Another typical client who would use the component-based bean but injected explicitly through configuration file using setters:

package com.krovi.compscan;

import org.springframework.context.support.ClassPathXmlApplicationContext;

public class MyAnotherClient
{
    private MyInterface impl;

    protected MyAnotherClient()
    {

    }

    public MyInterface getImpl()
    {
        return impl;
    }

    public void setImpl(
        MyInterface impl)
    {
        this.impl = impl;
    }

    public void clientMethod()
    {
        impl.method();
    }

    public static void main(
        String[] args)
    {
        ClassPathXmlApplicationContext context =
            new ClassPathXmlApplicationContext("classpath:META-INF/compscan.xml");
        MyAnotherClient client =
            context.getBean(MyAnotherClient.class);
        client.clientMethod();
    }
}

Bean configuration file:

<?xml version="1.0" encoding="UTF-8"?>
<beans 
    xmlns="http://www.springframework.org/schema/beans" 
    xmlns:xsi="http://www.w3.org/2001/XMLSchema-instance"
    xmlns:context="http://www.springframework.org/schema/context"
    xsi:schemaLocation="
        http://www.springframework.org/schema/beans 
        http://www.springframework.org/schema/beans/spring-beans.xsd 
        http://www.springframework.org/schema/context 
        http://www.springframework.org/schema/context/spring-context-3.0.xsd">

    <!-- Component scan to create beans for @Component classes -->
    <context:component-scan base-package="com.krovi.compscan" />

    <!-- Explicit bean declaration for clients to get the 
         @Component classes injected 
    -->
    <bean id="myClient" class="com.krovi.compscan.MyClient">
        <constructor-arg ref="myImpl" />
    </bean>
    <bean id="anotherClient" class="com.krovi.compscan.MyAnotherClient">
        <property name="impl" ref="myImpl" />
    </bean>
</beans>

Xml declaration take precedence over annotation, so you can not use both.
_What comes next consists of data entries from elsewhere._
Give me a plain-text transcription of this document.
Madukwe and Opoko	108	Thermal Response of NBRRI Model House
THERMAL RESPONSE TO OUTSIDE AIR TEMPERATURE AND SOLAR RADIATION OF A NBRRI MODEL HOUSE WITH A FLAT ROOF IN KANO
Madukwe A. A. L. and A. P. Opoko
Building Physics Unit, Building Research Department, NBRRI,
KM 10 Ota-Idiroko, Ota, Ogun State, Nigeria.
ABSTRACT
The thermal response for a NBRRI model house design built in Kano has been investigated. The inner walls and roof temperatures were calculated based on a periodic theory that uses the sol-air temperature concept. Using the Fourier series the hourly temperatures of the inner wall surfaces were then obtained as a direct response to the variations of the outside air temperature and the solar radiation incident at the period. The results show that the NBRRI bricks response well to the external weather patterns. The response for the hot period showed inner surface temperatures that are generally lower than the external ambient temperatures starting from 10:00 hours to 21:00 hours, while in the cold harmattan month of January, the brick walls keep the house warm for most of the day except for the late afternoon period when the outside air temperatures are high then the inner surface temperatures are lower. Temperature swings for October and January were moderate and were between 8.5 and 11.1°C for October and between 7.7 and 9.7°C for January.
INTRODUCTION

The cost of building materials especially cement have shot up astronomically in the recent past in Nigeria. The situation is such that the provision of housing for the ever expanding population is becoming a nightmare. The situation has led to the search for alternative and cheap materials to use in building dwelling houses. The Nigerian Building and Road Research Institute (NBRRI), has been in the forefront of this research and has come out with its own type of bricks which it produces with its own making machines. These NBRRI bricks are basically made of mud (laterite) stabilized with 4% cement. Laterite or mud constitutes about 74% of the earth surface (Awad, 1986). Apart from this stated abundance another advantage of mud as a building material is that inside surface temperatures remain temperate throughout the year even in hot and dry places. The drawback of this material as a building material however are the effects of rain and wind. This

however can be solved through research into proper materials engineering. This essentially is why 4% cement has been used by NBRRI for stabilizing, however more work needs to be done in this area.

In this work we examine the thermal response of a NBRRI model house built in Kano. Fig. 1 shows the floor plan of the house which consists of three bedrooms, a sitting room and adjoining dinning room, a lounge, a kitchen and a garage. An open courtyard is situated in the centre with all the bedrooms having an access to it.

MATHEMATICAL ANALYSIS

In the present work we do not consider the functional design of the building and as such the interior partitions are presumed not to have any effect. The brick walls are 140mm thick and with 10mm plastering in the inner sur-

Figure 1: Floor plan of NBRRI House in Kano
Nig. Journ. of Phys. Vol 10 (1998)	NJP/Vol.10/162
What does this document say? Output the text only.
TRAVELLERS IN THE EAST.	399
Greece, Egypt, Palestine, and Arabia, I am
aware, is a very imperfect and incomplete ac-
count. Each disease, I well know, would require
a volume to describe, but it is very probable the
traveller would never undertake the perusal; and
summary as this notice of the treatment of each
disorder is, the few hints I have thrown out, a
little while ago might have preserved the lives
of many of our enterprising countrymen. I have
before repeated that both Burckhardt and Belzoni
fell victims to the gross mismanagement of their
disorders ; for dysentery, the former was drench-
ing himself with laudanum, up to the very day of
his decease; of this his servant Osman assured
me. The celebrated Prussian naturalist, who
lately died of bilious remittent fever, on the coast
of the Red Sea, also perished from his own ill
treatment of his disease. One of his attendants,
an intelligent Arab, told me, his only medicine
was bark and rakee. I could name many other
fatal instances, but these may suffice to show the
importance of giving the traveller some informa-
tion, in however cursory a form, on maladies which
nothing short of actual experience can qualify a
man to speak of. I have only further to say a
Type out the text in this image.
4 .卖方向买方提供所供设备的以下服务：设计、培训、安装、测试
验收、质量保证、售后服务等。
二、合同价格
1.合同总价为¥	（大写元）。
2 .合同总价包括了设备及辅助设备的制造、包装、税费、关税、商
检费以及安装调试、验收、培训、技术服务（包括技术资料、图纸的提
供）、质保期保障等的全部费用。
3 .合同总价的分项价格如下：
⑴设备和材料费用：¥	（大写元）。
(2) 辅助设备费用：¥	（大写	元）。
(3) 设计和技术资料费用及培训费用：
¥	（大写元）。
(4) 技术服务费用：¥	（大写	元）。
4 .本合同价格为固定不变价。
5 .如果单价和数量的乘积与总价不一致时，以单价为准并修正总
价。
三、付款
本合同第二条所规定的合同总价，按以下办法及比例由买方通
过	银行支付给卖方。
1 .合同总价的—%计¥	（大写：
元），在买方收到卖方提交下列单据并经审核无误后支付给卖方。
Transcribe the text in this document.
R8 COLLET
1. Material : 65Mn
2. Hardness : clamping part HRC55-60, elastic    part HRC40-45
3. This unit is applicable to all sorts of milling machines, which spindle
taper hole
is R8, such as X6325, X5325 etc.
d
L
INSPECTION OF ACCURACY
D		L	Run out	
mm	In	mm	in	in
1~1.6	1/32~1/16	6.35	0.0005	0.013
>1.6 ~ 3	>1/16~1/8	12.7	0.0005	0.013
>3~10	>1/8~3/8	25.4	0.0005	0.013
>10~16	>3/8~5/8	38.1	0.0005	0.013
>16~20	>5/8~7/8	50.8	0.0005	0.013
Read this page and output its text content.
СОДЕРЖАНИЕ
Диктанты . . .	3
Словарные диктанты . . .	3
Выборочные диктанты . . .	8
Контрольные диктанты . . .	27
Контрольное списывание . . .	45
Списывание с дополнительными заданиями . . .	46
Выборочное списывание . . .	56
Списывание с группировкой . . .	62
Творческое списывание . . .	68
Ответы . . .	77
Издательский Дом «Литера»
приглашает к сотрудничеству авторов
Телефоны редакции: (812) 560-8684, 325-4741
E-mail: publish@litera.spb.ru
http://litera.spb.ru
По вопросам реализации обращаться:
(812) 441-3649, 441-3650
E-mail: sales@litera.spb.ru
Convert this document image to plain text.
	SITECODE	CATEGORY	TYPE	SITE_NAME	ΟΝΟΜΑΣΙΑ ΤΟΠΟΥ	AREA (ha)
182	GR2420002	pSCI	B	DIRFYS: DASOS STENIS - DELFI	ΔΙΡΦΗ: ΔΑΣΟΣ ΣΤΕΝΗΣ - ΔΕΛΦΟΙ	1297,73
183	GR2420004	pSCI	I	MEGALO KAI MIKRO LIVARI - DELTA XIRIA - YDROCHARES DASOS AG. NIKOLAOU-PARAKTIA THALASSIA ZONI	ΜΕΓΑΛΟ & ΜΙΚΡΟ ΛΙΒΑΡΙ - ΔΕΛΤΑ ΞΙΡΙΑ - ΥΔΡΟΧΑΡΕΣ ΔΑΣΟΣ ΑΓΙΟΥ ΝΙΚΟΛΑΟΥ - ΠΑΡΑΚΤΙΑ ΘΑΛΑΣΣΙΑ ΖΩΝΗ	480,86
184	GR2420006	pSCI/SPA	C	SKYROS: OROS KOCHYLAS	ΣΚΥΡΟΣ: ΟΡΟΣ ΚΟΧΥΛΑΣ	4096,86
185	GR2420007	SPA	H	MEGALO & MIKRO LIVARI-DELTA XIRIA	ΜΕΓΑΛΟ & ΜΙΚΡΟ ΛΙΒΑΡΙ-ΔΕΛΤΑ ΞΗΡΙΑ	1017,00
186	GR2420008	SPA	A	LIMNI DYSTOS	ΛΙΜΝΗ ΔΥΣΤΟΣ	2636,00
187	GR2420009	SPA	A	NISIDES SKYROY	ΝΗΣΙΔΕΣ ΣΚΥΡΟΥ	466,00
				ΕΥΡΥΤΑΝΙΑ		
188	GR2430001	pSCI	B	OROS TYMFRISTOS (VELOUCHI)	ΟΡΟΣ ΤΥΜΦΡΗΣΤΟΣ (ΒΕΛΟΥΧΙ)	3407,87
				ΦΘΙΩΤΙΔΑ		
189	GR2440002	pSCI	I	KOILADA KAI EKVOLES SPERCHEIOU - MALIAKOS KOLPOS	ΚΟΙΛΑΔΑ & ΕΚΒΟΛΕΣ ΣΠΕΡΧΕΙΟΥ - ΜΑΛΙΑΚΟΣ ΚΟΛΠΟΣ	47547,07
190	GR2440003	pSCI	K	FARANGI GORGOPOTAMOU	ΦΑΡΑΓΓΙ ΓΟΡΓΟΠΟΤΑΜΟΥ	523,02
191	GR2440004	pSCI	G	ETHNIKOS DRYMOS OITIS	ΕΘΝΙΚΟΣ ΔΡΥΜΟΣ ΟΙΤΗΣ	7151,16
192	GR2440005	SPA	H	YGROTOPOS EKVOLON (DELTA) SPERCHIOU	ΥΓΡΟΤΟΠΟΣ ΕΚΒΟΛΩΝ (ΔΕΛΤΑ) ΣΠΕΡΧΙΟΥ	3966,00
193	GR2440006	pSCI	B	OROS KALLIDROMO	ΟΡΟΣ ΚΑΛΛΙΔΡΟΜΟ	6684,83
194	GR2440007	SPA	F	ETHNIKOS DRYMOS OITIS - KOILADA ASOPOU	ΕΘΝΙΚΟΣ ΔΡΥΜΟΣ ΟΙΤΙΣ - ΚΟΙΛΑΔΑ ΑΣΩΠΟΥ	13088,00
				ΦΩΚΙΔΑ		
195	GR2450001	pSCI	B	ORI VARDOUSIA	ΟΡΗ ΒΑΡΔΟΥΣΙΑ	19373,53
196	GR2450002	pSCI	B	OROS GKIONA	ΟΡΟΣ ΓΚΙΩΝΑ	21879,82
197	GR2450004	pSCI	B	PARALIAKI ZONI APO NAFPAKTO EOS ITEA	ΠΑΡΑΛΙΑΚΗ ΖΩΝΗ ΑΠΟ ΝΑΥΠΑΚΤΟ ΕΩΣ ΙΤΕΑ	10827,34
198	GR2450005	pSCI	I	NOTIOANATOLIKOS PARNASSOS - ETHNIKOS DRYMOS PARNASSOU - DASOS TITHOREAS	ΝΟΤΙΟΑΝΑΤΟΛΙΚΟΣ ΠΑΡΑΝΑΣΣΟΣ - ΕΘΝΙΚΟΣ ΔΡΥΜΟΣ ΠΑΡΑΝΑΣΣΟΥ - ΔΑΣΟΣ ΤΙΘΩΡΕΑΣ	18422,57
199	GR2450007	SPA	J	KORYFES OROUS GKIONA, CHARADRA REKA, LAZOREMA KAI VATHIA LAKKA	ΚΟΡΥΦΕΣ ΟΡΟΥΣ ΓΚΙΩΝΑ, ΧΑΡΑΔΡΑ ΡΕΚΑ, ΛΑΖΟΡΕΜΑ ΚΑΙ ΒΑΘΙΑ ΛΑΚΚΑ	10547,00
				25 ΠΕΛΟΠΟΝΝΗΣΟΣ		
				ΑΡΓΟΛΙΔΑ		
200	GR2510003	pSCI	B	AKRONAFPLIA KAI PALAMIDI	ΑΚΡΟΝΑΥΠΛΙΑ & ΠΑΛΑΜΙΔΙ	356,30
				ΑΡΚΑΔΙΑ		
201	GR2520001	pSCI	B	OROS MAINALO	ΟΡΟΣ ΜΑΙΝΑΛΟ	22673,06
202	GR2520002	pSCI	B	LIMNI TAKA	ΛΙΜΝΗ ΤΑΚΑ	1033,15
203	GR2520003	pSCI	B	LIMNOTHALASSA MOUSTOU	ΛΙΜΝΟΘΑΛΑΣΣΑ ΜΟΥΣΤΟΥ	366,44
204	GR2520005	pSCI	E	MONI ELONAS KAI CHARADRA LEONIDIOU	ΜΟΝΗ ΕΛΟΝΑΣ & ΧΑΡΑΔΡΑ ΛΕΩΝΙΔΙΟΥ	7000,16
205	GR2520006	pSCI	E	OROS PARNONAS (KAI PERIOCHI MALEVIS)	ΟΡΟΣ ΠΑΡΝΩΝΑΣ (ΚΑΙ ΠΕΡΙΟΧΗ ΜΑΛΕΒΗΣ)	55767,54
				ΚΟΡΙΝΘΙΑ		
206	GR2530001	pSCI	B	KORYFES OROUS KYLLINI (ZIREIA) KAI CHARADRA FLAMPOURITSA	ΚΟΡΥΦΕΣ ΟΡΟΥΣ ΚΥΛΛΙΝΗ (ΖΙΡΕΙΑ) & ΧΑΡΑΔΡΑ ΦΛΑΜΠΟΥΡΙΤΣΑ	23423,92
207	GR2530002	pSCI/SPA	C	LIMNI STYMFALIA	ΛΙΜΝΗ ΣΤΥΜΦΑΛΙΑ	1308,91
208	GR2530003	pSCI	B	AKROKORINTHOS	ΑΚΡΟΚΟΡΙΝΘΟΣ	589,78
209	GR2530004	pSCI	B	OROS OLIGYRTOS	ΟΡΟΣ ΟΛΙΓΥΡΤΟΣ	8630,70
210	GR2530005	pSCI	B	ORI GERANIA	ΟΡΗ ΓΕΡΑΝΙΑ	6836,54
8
But why do you want declare the components via annotation if you will not want to use DI? That makes no sense.

it is fixable and up to what you are prefer to declare components "Spring beans":

  1. use component-scan

  2. write it in XML using

also it is up to you to define relation between components:

  1. using @Autowired

  2. using or in xml

the 2 action are different, it is like initialize bean and setting reference of bean in property of another bean, the only point to use "component-scan" with "@Autowired" is that @Autowired is using type and "component-scan" is not forcing the id or name of bean generated, so it is better to use both together but if you want to use scan without autowiring you have to take care about not using 2 component with same class name, also to care about any typo in writing the reference names.